Les prix du pétrole ont nettement chuté ce mercredi après l’annonce par le président américain Donald Trump d’un accord de cessez-le-feu de deux semaines avec l’Iran, conditionné à la réouverture immédiate et sûre du détroit d’Ormuz. Le mouvement de marché a été brutal : le Brent est tombé à 92,95 dollars le baril, en baisse de 14,9%, tandis que le WTI américain reculait à 94,79 dollars, soit une chute de 16,1%.
Un soulagement immédiat sur les marchés
La détente a été interprétée comme un signal de désescalade sur l’un des principaux points de tension du marché énergétique mondial. Le détroit d’Ormuz, par lequel transite environ 20% du pétrole mondial, est au cœur de la réaction des investisseurs : la perspective d’une reprise du trafic maritime a aussitôt réduit la prime de risque géopolitique qui s’était accumulée ces dernières semaines.
En Asie, la réaction a été immédiate et large. Les principales places boursières ont progressé, pendant que les contrats pétroliers décrochaient. Cette chute reflète directement le reflux des craintes de blocage durable d’Ormuz, les marchés estimant qu’une partie du risque d’approvisionnement pourrait s’éloigner, au moins temporairement.

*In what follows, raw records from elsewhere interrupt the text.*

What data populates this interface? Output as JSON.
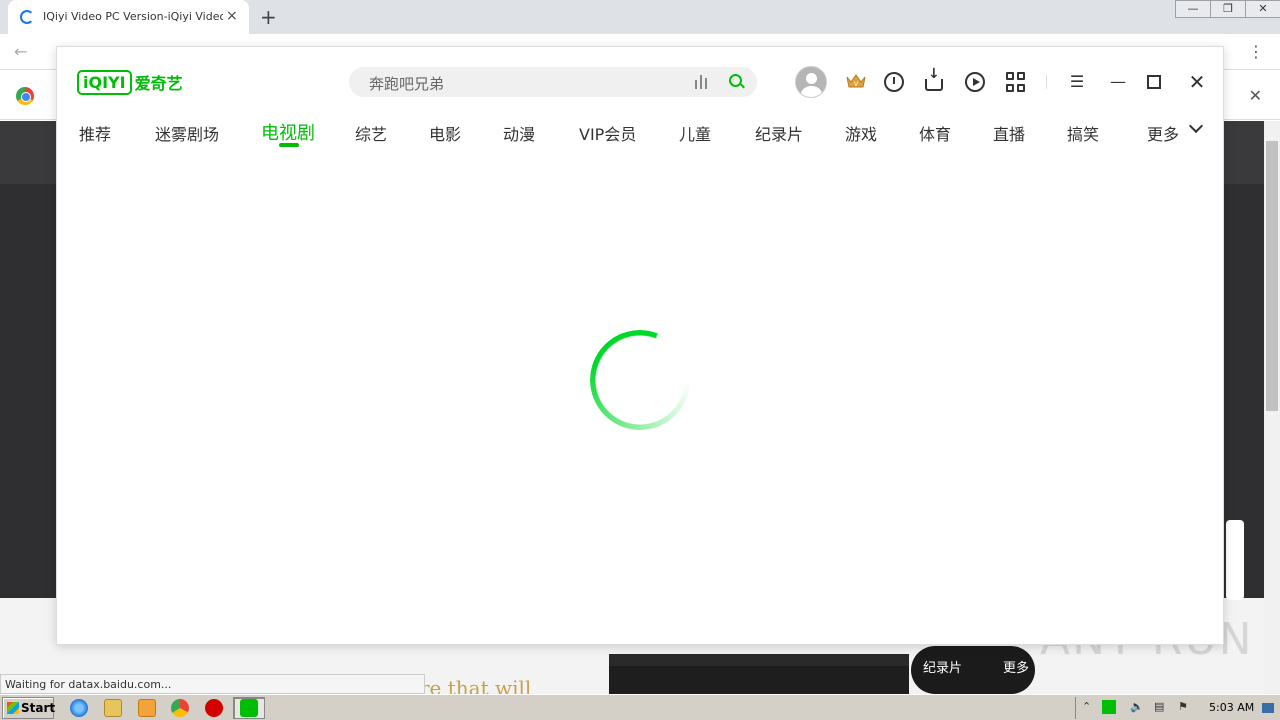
{
  "browser": {
    "tab_title": "IQiyi Video PC Version-iQiyi Video Of",
    "tab_close": "×",
    "new_tab": "+",
    "win_controls": [
      "—",
      "❐",
      "✕"
    ],
    "status": "Waiting for datax.baidu.com..."
  },
  "popup": {
    "logo_text": "iQIYI",
    "logo_cn": "爱奇艺",
    "search": {
      "placeholder": "奔跑吧兄弟"
    },
    "nav": [
      {
        "label": "推荐"
      },
      {
        "label": "迷雾剧场"
      },
      {
        "label": "电视剧",
        "active": true
      },
      {
        "label": "综艺"
      },
      {
        "label": "电影"
      },
      {
        "label": "动漫"
      },
      {
        "label": "VIP会员"
      },
      {
        "label": "儿童"
      },
      {
        "label": "纪录片"
      },
      {
        "label": "游戏"
      },
      {
        "label": "体育"
      },
      {
        "label": "直播"
      },
      {
        "label": "搞笑"
      },
      {
        "label": "更多"
      }
    ],
    "icons": [
      "avatar",
      "vip-crown-icon",
      "history-icon",
      "download-icon",
      "play-icon",
      "apps-grid-icon",
      "menu-icon",
      "minimize-icon",
      "maximize-icon",
      "close-icon"
    ],
    "accent": "#00be06"
  },
  "page_behind": {
    "headline_fragment": "re that will",
    "pill_left": "纪录片",
    "pill_right": "更多",
    "watermark": "ANY RUN"
  },
  "taskbar": {
    "start_label": "Start",
    "clock": "5:03 AM"
  }
}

Le détroit d’Ormuz, nerf vital du choc pétrolier
Si la baisse des cours a été aussi marquée, c’est parce que la crise précédente avait fait exploser les anticipations de rupture d’offre. Reuters souligne que la guerre menée par les États-Unis et Israël contre l’Iran avait provoqué en mars la plus forte hausse mensuelle des prix du pétrole jamais enregistrée, de plus de 50%. La perspective d’un rétablissement, même provisoire, du passage dans le détroit a donc déclenché un puissant mouvement inverse.
La trêve repose sur une condition centrale : l’ouverture “complète, immédiate et sûre” du détroit. De son côté, la diplomatie iranienne a indiqué qu’un transit sécurisé serait possible pendant deux semaines, sous coordination des forces armées iraniennes, à condition que les attaques contre l’Iran cessent.
Une trêve courte, donc un répit fragile
La chute du pétrole ne signifie pas que le risque a disparu. Plusieurs analystes jugent que la direction future des prix dépendra désormais de la capacité des discussions à déboucher sur un accord durable, et surtout sur une normalisation réelle des flux dans le Golfe. En clair, le marché efface une partie de la panique, sans considérer la crise comme réglée.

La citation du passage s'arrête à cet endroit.